Another poet whose work is new to me, Frances Leviston is another remarkable talent. 'Lookout' has all the quality of a great sonnet, packed into even fewer lines. It's formally elegant, line-lengths controlled but fluid, the line-endings and flow-through just right, never obvious. There's a real sense of being in the midst of actual seas, the shift and movement, the flux all around. Then there's the last, arresting, line-and-a-half, the change of perspective, opening out, expanding your consciousness so you see things new.

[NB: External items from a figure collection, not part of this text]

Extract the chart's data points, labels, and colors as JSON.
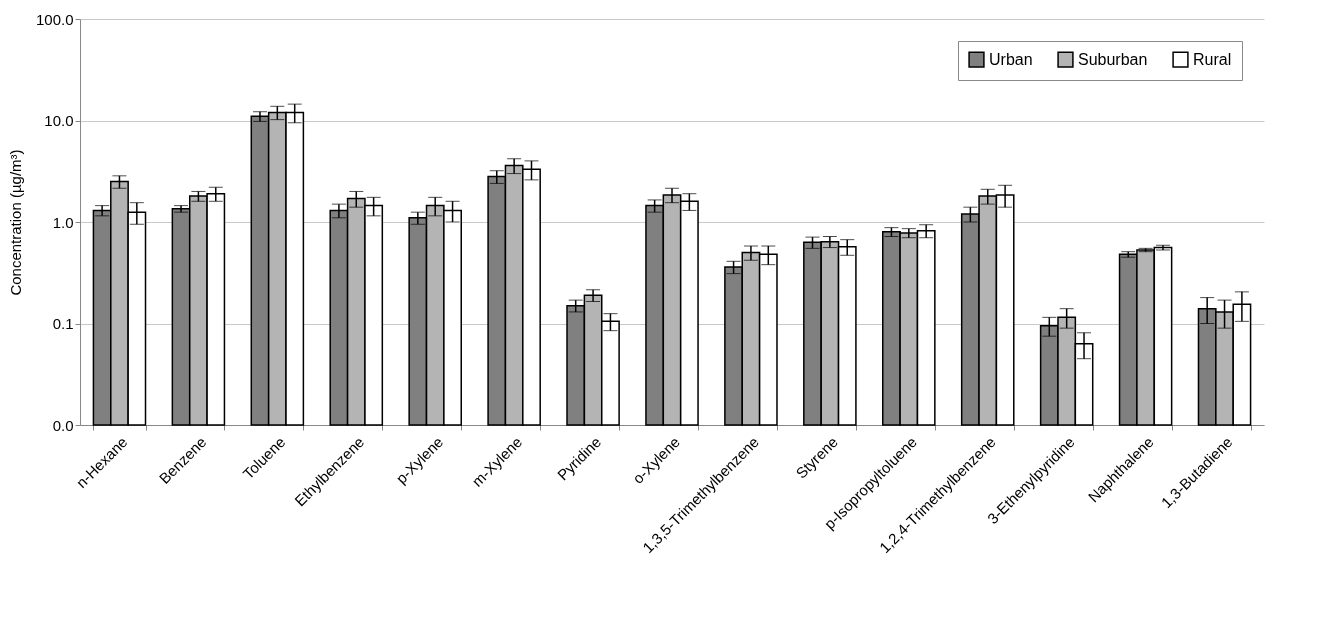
{
  "chart_data": {
    "type": "bar",
    "ylabel": "Concentration (µg/m³)",
    "categories": [
      "n-Hexane",
      "Benzene",
      "Toluene",
      "Ethylbenzene",
      "p-Xylene",
      "m-Xylene",
      "Pyridine",
      "o-Xylene",
      "1,3,5-Trimethylbenzene",
      "Styrene",
      "p-Isopropyltoluene",
      "1,2,4-Trimethylbenzene",
      "3-Ethenylpyridine",
      "Naphthalene",
      "1,3-Butadiene"
    ],
    "series": [
      {
        "name": "Urban",
        "color": "#808080",
        "values": [
          1.3,
          1.35,
          11,
          1.3,
          1.1,
          2.8,
          0.15,
          1.45,
          0.36,
          0.63,
          0.8,
          1.2,
          0.095,
          0.48,
          0.14
        ],
        "errors": [
          0.15,
          0.1,
          1.2,
          0.2,
          0.15,
          0.4,
          0.02,
          0.2,
          0.05,
          0.08,
          0.08,
          0.2,
          0.02,
          0.03,
          0.04
        ]
      },
      {
        "name": "Suburban",
        "color": "#b4b4b4",
        "values": [
          2.5,
          1.8,
          12,
          1.7,
          1.45,
          3.6,
          0.19,
          1.85,
          0.5,
          0.64,
          0.78,
          1.8,
          0.115,
          0.53,
          0.13
        ],
        "errors": [
          0.35,
          0.2,
          1.8,
          0.3,
          0.3,
          0.6,
          0.025,
          0.3,
          0.08,
          0.08,
          0.08,
          0.3,
          0.025,
          0.02,
          0.04
        ]
      },
      {
        "name": "Rural",
        "color": "#ffffff",
        "values": [
          1.25,
          1.9,
          12,
          1.45,
          1.3,
          3.3,
          0.105,
          1.6,
          0.48,
          0.57,
          0.82,
          1.85,
          0.063,
          0.56,
          0.155
        ],
        "errors": [
          0.3,
          0.3,
          2.5,
          0.3,
          0.3,
          0.7,
          0.02,
          0.3,
          0.1,
          0.1,
          0.12,
          0.45,
          0.018,
          0.03,
          0.05
        ]
      }
    ],
    "log": true,
    "ylim": [
      0.01,
      100
    ],
    "yticks": [
      {
        "value": 0.01,
        "label": "0.0"
      },
      {
        "value": 0.1,
        "label": "0.1"
      },
      {
        "value": 1,
        "label": "1.0"
      },
      {
        "value": 10,
        "label": "10.0"
      },
      {
        "value": 100,
        "label": "100.0"
      }
    ],
    "grid": "y",
    "legend": "top right"
  }
}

When I began to write 'Lookout', I wanted to capture something about water – about the endless variety of its movements and appearances. I was also thinking about the possibility of saying something, anything, true. Watching water and listening to water always makes me think about speech: it sounds like a debate, a dissent, a vast crowd talking amongst its selves. In the end, however, I think the poem became more general.
It seems to me that it says something about uncertainty: how sometimes in order to act, or to be, we have to make ourselves believe things that are dubious, and in this sense we live by dreaming. It's a strange poem, but one which goes almost to the heart of the collection, Public Dream, in which it appears.